Yep. I challenged two blokes on a work-related FB page the other day; a woman asked a perfectly reasonable question, and two blokes basically sneered at her competence and suggested she shouldn't be doing the work. I did consider asking whether they'd give the same response to a man but decided I didn't want to attract a load of abuse myself so just stuck to pointing out they were rude and mean-spirited. Quite a few people, men and women, liked my post and another woman made a similar comment to mine.

ElderAve · 05/02/2020 20:39

I don't know, those local FB pages are pretty unpleasant places all round. I don't think it matters if the asker is male or female. Maybe it's sexist that you only notice when it happens to women Wink

thecatinthetwat · 05/02/2020 20:43

It is and I’ve noticed that kind of thing too. Best thing to do is write a mocking reply back I think. Even better, do that when you notice another woman has been the target. Must let them know we’re not easy targets after all.

MintyMabel · 05/02/2020 20:56

It’s fairly evenly balanced on our local page. People take the piss out of people.

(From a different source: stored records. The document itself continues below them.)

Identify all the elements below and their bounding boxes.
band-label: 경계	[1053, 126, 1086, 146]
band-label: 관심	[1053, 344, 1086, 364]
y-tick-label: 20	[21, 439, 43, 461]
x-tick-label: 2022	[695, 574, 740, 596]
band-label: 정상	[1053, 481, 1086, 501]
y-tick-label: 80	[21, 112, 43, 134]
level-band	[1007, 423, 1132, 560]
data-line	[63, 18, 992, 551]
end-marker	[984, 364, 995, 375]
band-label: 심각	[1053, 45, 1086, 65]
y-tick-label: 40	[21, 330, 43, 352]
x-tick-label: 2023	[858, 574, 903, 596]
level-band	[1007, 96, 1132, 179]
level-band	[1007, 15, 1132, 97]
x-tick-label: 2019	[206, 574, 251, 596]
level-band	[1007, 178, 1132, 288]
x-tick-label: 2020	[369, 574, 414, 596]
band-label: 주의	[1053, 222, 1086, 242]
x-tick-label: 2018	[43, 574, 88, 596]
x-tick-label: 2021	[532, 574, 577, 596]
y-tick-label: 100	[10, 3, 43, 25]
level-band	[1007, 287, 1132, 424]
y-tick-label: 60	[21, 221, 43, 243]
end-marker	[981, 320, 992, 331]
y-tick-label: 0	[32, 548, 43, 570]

JassyRadlett · 05/02/2020 20:59

I think a lot of women do it to. I probably do if I feel like it’s an idiotic question.

Why?

Skysblue · 05/02/2020 21:03

Our local town fb mums group excludes men (despite getting several requeats a day, often from eastern europe 🤷‍♀️) and it is a wonderful supportive space. I would feel very uncomfy asking anything there if it had men in it. Because there’s always a few of the type you describe.

aroundtheworldyet · 05/02/2020 21:13

@JassyRadlett
Actually I’m not on FB. So I probably don’t really do it the same way.
I think I meant more replying to someone and being a bit Hmm
Which is probably not the same. I actually find FB really crazy! So I left it and now I don’t have to hear random rantings. Well aside from on here.

Barbie222 · 05/02/2020 21:19

I wonder if your post appeared below something more serious, thereby making your point look a bit "first world problem"? That's all I can think of. Although I have seen both sexes posting sarky stuff like this, it's more often men.